While some suggest the use of certain hearing aid batteries such as the #675 zinc/air 1.4v batteries, they do not fit the battery compartment without some modification. In my opinion, the best solution is to get an MR-9 battery adapter from an online seller. The MR-9 hold a very common 386 silver oxide battery and makes it fit the battery compartment while changing its voltage to 1.35v. It will be a one-time purchase as long as you don’t lose it.
I recently picked up my SR-T202 and decided to do some shooting. It always makes me smile when I hold it in my hands, not just because it fits my hands and fingers so well, but also because it was my Uncle Jonesy’s camera. He was a wonderful uncle and is the main reason I have an such an interest in photography today.

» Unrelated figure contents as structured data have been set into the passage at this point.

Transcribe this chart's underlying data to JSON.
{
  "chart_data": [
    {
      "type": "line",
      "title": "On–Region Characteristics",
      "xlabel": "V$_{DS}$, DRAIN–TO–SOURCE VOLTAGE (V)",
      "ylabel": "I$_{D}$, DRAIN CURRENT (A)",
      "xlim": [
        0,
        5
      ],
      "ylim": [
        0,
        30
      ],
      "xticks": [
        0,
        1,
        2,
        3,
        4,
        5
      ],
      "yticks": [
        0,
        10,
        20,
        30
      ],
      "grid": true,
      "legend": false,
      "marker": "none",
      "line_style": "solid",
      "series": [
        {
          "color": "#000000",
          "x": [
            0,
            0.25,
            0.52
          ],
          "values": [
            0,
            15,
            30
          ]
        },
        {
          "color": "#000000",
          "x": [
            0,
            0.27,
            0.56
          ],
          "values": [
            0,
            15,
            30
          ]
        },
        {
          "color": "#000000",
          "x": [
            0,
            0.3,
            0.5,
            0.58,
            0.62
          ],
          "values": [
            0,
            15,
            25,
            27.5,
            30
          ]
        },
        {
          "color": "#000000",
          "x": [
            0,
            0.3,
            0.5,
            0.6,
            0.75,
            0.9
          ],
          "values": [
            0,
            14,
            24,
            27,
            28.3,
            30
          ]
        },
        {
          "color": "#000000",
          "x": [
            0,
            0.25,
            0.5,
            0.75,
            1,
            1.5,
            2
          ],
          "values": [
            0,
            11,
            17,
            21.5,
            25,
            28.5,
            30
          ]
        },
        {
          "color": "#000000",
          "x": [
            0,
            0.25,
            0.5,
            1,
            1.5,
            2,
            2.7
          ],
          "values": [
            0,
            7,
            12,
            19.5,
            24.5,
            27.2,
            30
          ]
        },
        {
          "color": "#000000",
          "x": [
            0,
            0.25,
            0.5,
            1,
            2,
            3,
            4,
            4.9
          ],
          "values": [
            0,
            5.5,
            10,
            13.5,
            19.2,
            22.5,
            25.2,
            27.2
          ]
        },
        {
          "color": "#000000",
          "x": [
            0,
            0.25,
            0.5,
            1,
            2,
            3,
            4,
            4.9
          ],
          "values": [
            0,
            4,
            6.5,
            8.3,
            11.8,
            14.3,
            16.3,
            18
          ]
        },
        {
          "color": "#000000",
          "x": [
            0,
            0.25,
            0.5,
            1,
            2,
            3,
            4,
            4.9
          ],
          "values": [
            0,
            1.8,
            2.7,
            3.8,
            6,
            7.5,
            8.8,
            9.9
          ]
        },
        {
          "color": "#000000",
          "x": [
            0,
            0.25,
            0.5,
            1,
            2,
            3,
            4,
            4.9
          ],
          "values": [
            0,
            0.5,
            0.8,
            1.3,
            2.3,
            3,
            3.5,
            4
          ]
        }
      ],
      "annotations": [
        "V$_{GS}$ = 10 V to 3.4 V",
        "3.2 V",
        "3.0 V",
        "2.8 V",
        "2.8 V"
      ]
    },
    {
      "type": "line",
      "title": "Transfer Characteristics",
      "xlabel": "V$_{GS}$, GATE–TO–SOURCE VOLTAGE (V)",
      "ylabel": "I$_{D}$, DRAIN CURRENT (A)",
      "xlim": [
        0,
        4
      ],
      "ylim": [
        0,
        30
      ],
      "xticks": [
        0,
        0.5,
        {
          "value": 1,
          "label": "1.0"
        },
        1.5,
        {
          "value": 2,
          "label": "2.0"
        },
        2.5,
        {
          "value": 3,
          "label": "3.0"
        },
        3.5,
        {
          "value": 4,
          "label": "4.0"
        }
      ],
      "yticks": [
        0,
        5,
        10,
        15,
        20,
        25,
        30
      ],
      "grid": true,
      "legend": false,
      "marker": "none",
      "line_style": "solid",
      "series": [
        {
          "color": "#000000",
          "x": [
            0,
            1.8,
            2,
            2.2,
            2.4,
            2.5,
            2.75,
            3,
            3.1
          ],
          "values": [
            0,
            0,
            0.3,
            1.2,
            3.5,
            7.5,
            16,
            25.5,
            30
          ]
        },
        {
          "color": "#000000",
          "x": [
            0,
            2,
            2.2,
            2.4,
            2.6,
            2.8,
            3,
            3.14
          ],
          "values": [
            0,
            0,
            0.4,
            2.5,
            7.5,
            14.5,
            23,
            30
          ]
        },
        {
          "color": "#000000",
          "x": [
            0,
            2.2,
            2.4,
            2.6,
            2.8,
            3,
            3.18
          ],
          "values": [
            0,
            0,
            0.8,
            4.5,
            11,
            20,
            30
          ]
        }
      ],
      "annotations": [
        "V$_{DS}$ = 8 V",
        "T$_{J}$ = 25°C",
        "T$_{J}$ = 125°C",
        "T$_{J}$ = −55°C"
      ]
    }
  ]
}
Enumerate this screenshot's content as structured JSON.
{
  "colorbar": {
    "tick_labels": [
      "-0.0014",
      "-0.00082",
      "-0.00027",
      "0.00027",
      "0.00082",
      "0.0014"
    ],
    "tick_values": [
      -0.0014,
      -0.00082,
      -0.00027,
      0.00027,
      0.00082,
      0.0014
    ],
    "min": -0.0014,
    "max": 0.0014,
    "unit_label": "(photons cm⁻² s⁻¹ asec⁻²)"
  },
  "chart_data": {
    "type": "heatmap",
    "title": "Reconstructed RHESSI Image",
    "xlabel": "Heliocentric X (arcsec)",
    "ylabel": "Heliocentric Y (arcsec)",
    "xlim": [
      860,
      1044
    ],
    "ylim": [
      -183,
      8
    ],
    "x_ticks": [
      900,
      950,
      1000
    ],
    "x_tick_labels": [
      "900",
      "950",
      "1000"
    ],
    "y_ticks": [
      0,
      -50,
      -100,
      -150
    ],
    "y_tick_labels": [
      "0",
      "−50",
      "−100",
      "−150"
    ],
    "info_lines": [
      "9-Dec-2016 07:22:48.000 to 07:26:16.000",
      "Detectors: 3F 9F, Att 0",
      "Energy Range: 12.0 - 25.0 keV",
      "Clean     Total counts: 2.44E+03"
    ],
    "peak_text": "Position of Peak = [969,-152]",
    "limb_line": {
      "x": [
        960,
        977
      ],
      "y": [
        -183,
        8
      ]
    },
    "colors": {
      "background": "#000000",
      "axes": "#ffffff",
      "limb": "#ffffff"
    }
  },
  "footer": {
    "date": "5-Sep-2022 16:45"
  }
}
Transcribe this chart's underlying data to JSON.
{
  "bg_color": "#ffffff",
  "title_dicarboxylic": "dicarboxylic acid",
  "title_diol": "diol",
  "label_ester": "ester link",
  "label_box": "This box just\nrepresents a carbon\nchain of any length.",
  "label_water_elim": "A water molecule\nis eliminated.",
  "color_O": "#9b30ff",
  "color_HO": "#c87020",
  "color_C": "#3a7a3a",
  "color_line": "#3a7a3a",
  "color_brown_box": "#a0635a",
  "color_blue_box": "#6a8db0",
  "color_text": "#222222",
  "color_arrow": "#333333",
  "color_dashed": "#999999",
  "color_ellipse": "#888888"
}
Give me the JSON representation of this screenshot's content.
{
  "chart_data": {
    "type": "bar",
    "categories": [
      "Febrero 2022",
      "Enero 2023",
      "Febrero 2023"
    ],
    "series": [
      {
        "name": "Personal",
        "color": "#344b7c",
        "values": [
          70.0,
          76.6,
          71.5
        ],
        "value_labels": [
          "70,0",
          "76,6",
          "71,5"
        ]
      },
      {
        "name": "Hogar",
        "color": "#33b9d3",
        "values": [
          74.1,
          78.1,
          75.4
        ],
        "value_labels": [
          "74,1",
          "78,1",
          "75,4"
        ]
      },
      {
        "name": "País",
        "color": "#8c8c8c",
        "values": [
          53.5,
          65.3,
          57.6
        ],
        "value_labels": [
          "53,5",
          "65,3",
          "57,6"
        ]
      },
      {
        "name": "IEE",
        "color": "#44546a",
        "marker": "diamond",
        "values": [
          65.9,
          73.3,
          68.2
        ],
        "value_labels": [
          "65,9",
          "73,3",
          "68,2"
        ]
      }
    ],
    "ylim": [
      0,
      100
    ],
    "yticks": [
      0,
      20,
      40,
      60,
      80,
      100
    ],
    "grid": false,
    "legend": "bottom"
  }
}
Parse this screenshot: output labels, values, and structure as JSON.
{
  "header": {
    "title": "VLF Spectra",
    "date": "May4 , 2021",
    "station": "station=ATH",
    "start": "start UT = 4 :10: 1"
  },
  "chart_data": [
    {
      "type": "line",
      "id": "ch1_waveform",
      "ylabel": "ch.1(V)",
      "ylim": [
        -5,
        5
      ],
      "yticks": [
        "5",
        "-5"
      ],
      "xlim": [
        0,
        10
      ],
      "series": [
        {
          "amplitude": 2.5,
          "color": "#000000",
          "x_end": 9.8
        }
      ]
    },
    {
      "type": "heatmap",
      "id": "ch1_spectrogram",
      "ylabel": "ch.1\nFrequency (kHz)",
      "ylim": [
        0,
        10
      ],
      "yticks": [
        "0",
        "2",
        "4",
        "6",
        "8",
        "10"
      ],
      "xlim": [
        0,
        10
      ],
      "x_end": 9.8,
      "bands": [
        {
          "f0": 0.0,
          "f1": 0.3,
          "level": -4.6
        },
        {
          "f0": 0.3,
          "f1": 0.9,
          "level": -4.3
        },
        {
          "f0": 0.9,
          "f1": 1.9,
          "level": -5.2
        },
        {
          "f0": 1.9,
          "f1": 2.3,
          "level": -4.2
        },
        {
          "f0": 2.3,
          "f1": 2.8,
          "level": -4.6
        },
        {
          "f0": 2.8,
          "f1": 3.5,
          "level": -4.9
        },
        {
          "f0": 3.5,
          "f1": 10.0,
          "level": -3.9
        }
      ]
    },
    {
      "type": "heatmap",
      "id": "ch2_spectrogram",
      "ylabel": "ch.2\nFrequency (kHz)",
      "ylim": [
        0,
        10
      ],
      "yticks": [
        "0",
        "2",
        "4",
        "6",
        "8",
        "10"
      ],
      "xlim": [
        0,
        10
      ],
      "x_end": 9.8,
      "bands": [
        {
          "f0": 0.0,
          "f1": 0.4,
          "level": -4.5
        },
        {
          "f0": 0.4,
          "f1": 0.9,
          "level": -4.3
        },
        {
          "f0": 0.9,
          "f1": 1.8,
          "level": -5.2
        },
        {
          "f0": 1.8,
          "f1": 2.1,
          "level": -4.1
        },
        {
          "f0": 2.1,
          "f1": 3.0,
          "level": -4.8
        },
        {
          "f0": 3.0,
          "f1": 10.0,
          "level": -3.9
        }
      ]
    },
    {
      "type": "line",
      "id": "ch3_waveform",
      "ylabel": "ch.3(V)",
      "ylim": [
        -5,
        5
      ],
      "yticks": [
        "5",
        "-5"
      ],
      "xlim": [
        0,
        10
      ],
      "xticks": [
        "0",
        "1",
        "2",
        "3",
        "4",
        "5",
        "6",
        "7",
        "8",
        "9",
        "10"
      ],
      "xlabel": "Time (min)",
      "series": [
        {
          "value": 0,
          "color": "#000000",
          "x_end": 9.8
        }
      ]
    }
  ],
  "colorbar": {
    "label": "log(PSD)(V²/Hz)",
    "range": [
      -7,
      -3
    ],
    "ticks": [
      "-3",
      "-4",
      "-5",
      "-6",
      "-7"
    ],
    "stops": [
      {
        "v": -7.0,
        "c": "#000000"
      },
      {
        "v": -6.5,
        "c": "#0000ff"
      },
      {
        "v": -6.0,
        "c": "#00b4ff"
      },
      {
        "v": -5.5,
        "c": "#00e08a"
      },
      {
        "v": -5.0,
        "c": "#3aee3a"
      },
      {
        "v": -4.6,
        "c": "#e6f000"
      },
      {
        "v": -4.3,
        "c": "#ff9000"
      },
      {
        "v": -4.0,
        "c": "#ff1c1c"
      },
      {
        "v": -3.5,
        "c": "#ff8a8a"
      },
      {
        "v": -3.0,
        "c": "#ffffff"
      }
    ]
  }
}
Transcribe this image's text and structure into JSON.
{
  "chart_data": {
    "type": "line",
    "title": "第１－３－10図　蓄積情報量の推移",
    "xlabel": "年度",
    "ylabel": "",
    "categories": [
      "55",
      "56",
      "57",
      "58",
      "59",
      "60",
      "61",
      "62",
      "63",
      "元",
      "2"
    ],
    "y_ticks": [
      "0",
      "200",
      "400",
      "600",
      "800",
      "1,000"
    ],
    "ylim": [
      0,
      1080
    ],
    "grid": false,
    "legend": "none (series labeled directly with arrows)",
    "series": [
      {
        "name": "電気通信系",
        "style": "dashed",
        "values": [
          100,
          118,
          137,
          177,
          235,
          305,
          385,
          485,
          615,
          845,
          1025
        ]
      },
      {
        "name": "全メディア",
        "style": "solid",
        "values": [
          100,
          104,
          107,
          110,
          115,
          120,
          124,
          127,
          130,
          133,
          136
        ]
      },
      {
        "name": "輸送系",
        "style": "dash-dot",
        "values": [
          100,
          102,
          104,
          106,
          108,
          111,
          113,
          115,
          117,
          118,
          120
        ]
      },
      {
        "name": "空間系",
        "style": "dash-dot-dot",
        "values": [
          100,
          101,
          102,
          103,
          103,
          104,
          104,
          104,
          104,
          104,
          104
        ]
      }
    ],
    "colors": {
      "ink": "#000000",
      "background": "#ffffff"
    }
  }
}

It had rained much of the day, but now it had stopped enough to stay mostly dry. I loaded the SR-T202 with some Tri-X 400 and headed for the downtown area of Ringgold, Georgia, near where I live. Ringgold has one of the South’s few surviving Civil War-era railroad depots, and as have always loved trains, I like to shoot there.
The depot is used as a venue today, but you can still see how it was damaged during the Battle of Ringgold and repaired shortly after with stones that do not match the original ones.
After shooting a few frames at the depot, the day began to get even gloomier. It occurred to me that I had not ever visited the Nathan Anderson Cemetery, just a couple of miles from the depot. The cemetery dates back at least to 1842, and some of Ringgold’s earliest citizens are buried there, along with Native Americans, slaves, and a number of Civil War soldiers.
I found several interesting tombstones such as the one with a lamb to mark an infant’s grave, and the tree stump stone to mark the grave of a nine-year old-child. The SR-T202 performed solidly, and I used both a 50mm Rokkor and a 28mm Minolta Celtic lens.
The next evening I attended a concert of an up-and-coming music group from Nashville, Tennessee, Campbell Station. The guitar player in the group is a former high school music student of mine, and I am quite proud of his accomplishments. I loaded the SR-T202 with another roll of Tri-X, but this time I pushed it to 1600 to give me the light I needed
The bright viewfinder of the SR-T202 made focusing easy even in low light, and the match needle was easy to see as well. Like the roll I shot in Ringgold the day before, I developed the film myself in D-76 1:1, and I was quite pleased with the results.
I think my Uncle Jonesy would be proud to see that his SR-T202 is still capturing moments of light today just as it did for him for so long. I feel that I am going to be using it more and more as time goes on, and if I take good care of it, I’m pretty certain that it will continue to make good photographs in the hands of its next owner someday. It’s that solid and good. It’s what make it a “classic.”